Fabbricatore, a retired ICE agent, describes TdA’s presence in Aurora as “huge, and calls it “a shock to the system that these kinds of things are happening in America.” He regrets that some skeptics doubt the threat posed to Aurora by the influx of Venezuelan migrants over the past two years.

“There are still people on X who don’t believe the video is real, he said. “They were speaking Spanish in the video. Like someone went outside and found a bunch of Venezuelan guys and put guns in their hands? That’s bullshit.

Fabbricatore lashed out at U.S. Congressman Jason Crow, the incumbent he is challenging for a seat in the 6th Congressional District in November, for Crow’s failure to address the violence he sees among Venezuelans.

“He ignores his district. He has become part of the elite of DC. And when he is called upon to say something about this, he says nothing.

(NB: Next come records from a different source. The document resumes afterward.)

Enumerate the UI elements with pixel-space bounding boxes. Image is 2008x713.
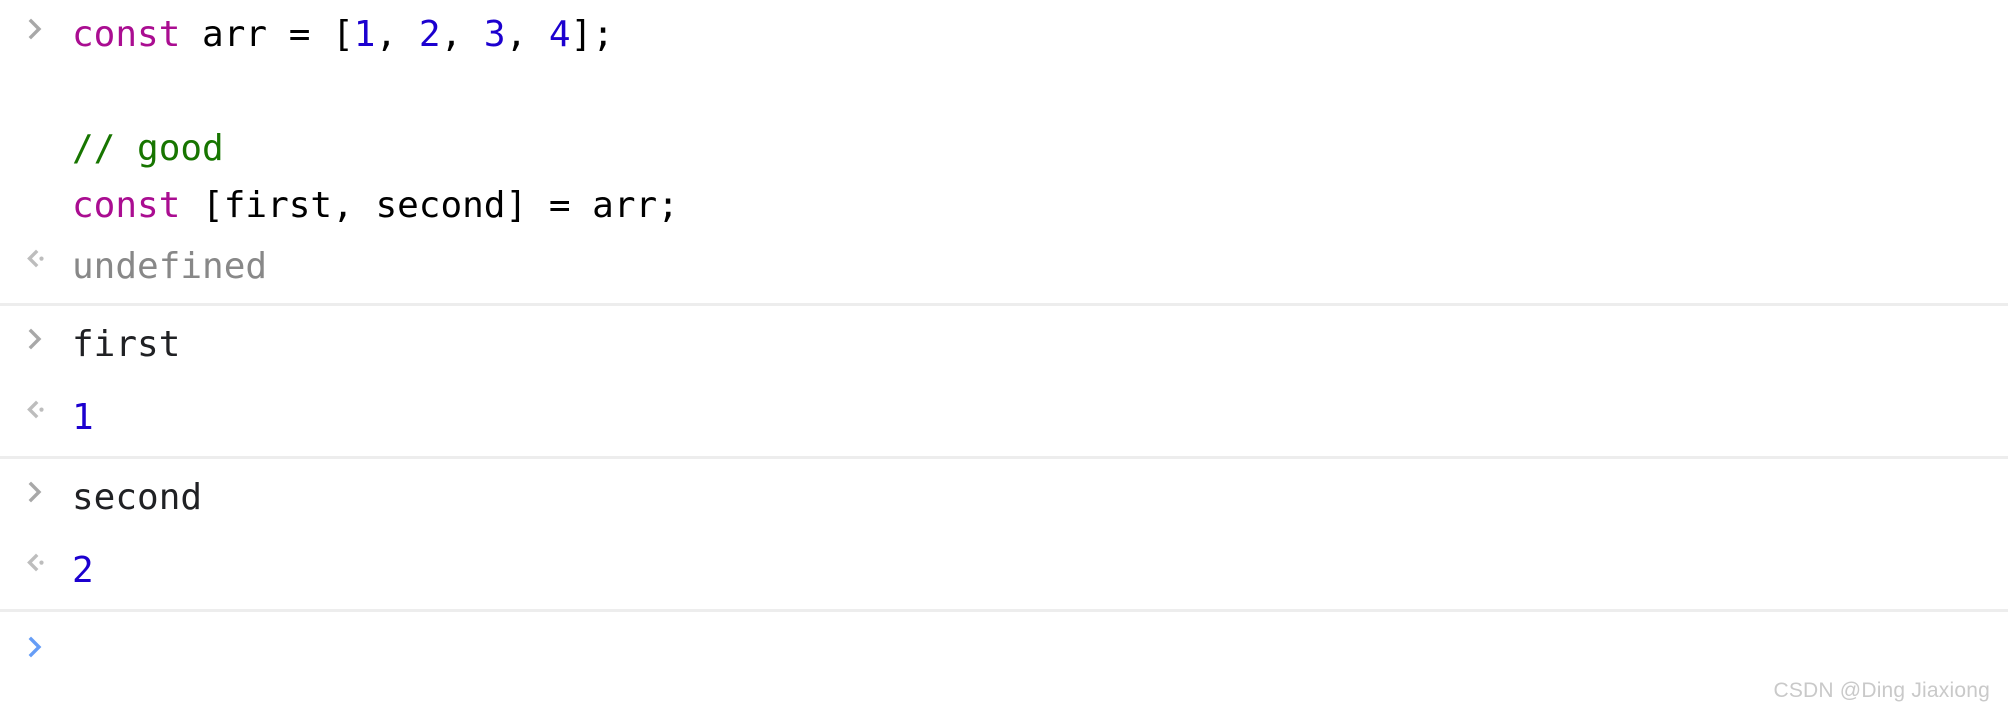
- input-gutter: [0, 6, 72, 42]
- code-token-keyword: const: [72, 185, 181, 226]
- code-line: // good: [72, 120, 1996, 177]
- chevron-left-dot-icon: [23, 246, 49, 272]
- console-prompt-row[interactable]: [0, 609, 2008, 713]
- console-input-code: const arr = [1, 2, 3, 4]; // good const …: [72, 6, 2008, 234]
- code-token-number: 1: [353, 14, 376, 55]
- console-input-entry[interactable]: second: [0, 456, 2008, 534]
- devtools-console-panel: const arr = [1, 2, 3, 4]; // good const …: [0, 0, 2008, 713]
- code-line: const [first, second] = arr;: [72, 177, 1996, 234]
- chevron-right-icon: [23, 326, 49, 352]
- code-token-number: 2: [418, 14, 441, 55]
- chevron-left-dot-icon: [23, 550, 49, 576]
- code-token-plain: ,: [440, 14, 484, 55]
- console-output-value: 1: [72, 397, 94, 438]
- output-gutter: [0, 542, 72, 576]
- csdn-watermark: CSDN @Ding Jiaxiong: [1773, 679, 1990, 702]
- console-output-entry: 1: [0, 381, 2008, 456]
- console-output-value: 2: [72, 550, 94, 591]
- console-output-value: undefined: [72, 246, 268, 287]
- console-output-entry: undefined: [0, 236, 2008, 303]
- code-line: const arr = [1, 2, 3, 4];: [72, 6, 1996, 63]
- code-token-plain: arr = [: [180, 14, 354, 55]
- input-gutter: [0, 469, 72, 505]
- code-token-number: 4: [548, 14, 571, 55]
- input-gutter: [0, 316, 72, 352]
- console-prompt-input[interactable]: [72, 626, 1996, 678]
- output-gutter: [0, 389, 72, 423]
- console-input-entry[interactable]: first: [0, 303, 2008, 381]
- console-input-entry[interactable]: const arr = [1, 2, 3, 4]; // good const …: [0, 0, 2008, 236]
- code-token-plain: [first, second] = arr;: [180, 185, 679, 226]
- chevron-right-icon: [23, 479, 49, 505]
- code-token-number: 3: [483, 14, 506, 55]
- code-token-plain: ,: [505, 14, 549, 55]
- console-output-value-wrap: 2: [72, 542, 2008, 599]
- output-gutter: [0, 238, 72, 272]
- chevron-left-dot-icon: [23, 397, 49, 423]
- console-prompt-content[interactable]: [72, 626, 2008, 678]
- console-output-entry: 2: [0, 534, 2008, 609]
- code-token-plain: ];: [570, 14, 614, 55]
- console-output-value-wrap: 1: [72, 389, 2008, 446]
- console-input-expression: second: [72, 477, 203, 518]
- console-input-code: second: [72, 469, 2008, 526]
- code-token-plain: ,: [375, 14, 419, 55]
- chevron-right-icon: [23, 16, 49, 42]
- console-input-code: first: [72, 316, 2008, 373]
- prompt-gutter: [0, 626, 72, 660]
- chevron-right-icon: [23, 634, 49, 660]
- code-token-keyword: const: [72, 14, 181, 55]
- console-output-value-wrap: undefined: [72, 238, 2008, 295]
- code-token-comment: // good: [72, 128, 224, 169]
- console-input-expression: first: [72, 324, 181, 365]
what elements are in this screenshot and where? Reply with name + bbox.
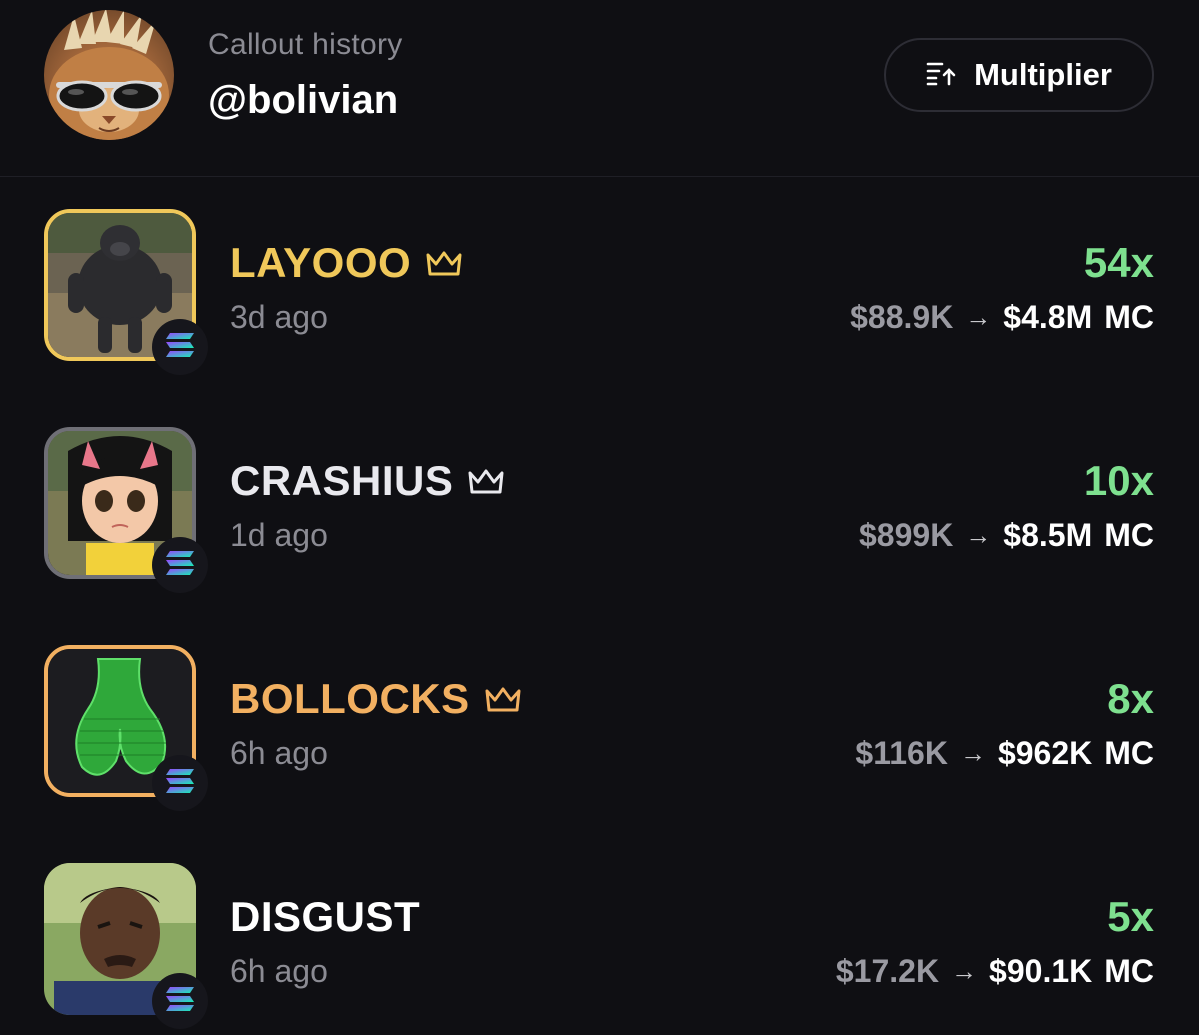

Crow’s spokesperson declined to comment on Fabbricatore’s allegations at the time of going to press.

Coffman, a former Republican congressman and outspoken critic of U.S. immigration policy, has kept relatively quiet about possible Venezuelan gang activity in the city he has ruled since 2019 until Thursday when he appeared on national Fox News, whose host fanned the flames of the threat in Aurora.

Coffman hesitated Thursday. He confirmed that a gang had “taken over” a few apartment complexes in the city, but he wouldn’t say they were actually part of TdA.

He tried to temper the picture of mass lawlessness Fox painted of Aurora by saying, “It’s certainly not the whole city and that the leader of the TdA in Colorado — a figure Jurinsky and conservative news organizations have dubbed “Cookie Monster” – has been arrested and is in police custody.

Still, Coffman agreed with the Fox host that “it’s very serious nonetheless.” en: ‘It’s a terrible situation.’

Hours later, after Polis publicly criticized him, Coffman tempered his message on 9News’ NEXT, calling the descriptions of the problem “an incredible exaggeration.”

“We’re in a kind of hysterical environment about this. It’s a real problem. It’s being addressed. It’s isolated, he told reporter Kyle Clark.

Denver Mayor Mike Johnston said Fox News and other reporters completely misrepresented the magnitude of what he also called isolated incidents.

Coffman said Aurora “did everything we could to honestly Venezuelan migrants “out of the city,” and suggested that the federal government nevertheless work with local nonprofits, behind the city’s back, to “get them there.” He went on to say that the flow of migrants is “not our problem, but rather a federal problem.

“They have to solve it, not us. But somehow we got sucked into this, he said.